35 billion parameters is far too big for 8GB of VRAM. The model lives mostly in system RAM, with 40 layers offloaded to the GPU. Despite the split, I get 25-30 tok/s even at 256K context. The 32GB of system RAM makes this possible, since the KV cache and remaining layers all have to go somewhere.

Qwen3.6 35B A3B is a mixture-of-experts model. It has 35 billion total parameters but only activates about 3 billion per token (A3B = Active 3 Billion). That’s the reason it runs so well on limited hardware. The model routes each token through 8 of its available experts instead of running the entire 35B every time.

It handles reasoning well. Here it is with the classic car wash trick question (the car needs to go to the car wash, so you drive):

Qwen3.6 handling the car wash logic question

My LM Studio settings

Adjust for your own hardware, but this is what works on mine.

Context and offload:

Context Length:         262144
GPU Offload:            40

Advanced:

CPU Thread Pool Size:   10
Evaluation Batch Size:  4089
Unified KV Cache:       On
Flash Attention:        On
K Cache Quantization:   Q8_0
V Cache Quantization:   Q8_0
Keep Model in Memory:   On
Try mmap0:              On
Number of Experts:      8

Inference:

Enable Thinking:        On
Preserve Thinking:      On
Temperature:            0.6
Top K Sampling:         20
Top P Sampling:         0.95

Most of these are self-explanatory, but a few are worth expanding on.

Evaluation Batch Size controls how many tokens get processed in parallel during prompt processing. Higher values use more memory but speed up prefill. 4089 works for my setup.

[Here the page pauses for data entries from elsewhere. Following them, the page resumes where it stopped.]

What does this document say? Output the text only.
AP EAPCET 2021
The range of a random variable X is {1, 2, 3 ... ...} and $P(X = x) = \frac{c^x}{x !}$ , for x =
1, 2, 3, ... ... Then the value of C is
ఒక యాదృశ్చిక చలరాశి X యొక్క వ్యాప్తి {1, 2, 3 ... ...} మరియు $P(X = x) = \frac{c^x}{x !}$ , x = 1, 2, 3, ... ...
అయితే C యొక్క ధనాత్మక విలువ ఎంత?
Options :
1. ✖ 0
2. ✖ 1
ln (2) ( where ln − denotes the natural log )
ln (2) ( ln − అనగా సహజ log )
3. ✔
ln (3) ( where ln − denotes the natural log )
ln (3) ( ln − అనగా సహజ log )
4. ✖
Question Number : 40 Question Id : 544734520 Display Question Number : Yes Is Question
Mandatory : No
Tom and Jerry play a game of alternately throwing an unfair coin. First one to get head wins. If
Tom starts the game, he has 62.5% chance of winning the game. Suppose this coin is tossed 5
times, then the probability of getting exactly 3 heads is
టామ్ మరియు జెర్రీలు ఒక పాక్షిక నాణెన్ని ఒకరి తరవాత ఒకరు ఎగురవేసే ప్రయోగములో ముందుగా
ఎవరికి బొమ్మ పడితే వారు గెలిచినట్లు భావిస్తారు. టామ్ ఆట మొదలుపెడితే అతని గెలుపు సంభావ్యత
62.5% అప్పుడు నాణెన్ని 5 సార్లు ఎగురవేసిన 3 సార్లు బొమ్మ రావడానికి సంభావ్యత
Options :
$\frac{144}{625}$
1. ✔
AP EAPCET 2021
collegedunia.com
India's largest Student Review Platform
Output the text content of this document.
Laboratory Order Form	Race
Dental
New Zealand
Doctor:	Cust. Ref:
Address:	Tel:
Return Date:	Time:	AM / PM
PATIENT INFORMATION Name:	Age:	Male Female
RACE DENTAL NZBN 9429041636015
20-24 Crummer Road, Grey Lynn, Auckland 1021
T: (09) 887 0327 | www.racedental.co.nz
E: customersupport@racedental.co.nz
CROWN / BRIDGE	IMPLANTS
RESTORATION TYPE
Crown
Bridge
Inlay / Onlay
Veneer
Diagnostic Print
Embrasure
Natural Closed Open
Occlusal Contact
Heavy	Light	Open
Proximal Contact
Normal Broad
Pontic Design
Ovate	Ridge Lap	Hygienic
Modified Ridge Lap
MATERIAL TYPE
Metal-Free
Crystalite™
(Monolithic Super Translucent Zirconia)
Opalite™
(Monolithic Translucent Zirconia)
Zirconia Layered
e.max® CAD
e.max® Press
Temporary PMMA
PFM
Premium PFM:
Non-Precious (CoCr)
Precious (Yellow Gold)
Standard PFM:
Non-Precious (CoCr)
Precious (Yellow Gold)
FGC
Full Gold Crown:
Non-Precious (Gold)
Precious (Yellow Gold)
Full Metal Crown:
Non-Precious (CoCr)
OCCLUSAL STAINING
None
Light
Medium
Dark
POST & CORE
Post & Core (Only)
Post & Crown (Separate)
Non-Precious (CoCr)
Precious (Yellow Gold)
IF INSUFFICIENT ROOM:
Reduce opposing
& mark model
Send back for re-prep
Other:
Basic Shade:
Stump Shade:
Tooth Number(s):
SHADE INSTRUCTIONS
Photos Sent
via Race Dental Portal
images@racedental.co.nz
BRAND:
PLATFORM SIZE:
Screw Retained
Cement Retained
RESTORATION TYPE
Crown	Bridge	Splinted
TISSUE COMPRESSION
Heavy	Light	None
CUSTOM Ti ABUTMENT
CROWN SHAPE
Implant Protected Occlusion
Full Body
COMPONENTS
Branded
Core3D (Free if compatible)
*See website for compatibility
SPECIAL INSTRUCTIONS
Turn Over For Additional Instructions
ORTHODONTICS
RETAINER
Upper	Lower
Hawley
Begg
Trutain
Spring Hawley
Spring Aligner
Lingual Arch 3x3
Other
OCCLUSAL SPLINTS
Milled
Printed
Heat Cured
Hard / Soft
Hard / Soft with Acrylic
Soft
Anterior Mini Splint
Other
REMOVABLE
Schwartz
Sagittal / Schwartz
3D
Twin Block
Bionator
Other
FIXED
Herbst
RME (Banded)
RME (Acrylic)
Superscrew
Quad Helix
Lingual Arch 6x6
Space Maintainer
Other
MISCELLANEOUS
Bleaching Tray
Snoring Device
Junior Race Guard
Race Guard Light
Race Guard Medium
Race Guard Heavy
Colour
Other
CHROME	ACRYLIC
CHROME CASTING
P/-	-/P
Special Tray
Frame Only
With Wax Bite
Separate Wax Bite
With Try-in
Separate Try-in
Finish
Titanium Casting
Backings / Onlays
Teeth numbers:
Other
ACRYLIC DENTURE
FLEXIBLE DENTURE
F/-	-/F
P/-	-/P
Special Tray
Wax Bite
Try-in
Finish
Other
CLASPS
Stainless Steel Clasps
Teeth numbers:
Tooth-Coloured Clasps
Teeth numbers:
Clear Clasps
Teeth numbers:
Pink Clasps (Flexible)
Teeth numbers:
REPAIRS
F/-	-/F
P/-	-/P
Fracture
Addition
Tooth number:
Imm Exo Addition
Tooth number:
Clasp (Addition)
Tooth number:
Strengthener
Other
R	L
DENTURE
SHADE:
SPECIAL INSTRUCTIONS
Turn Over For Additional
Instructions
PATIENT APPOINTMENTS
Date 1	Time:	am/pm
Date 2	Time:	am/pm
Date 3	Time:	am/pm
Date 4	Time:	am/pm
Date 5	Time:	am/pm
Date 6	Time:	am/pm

Flash Attention reduces VRAM usage during inference with no quality trade off. Just keep it on.

Unified KV Cache shares the cache across experts in mixture-of-experts models. Saves memory on models like Qwen3.6 35B A3B.

Keep Model in Memory prevents LM Studio from unloading the model when you switch chats. Reloading a large model takes a while, so leave this on if you have the RAM.

Enable Thinking lets the model reason through a problem step by step before answering. Some models support this natively (Qwen3.6 does). It uses more tokens but the answers are noticeably better for anything requiring logic.

Preserve Thinking keeps the reasoning visible in all prior turns instead of only showing the last one. Useful if you want to see how the model arrived at earlier answers.

Using it with OpenCode

I use this model inside OpenCode for development work. You need to turn on the server in LM Studio under Server tab and then add a custom provider to your opencode.json:

{
  "$schema": "https://opencode.ai/config.json",
  "provider": {
    "lmstudio": {
      "npm": "@ai-sdk/openai-compatible",
      "name": "LM Studio (local)",
      "options": {
        "baseURL": "http://127.0.0.1:1234/v1/"
      },
      "models": {
        "qwen/qwen3.6-35b-a3b": {
          "name": "Qwen 3.6 35B A3B"
         }
      }
    }
  }
}

The model name has to match exactly what LM Studio shows in its server panel.

If you run OpenCode in WSL, localhost inside WSL doesn’t point to Windows. You need to open LM Studio’s server settings and turn on “Serve on local network.” Without this, OpenCode can’t reach the LM Studio server and you’ll get vague connection errors with zero useful information about what went wrong.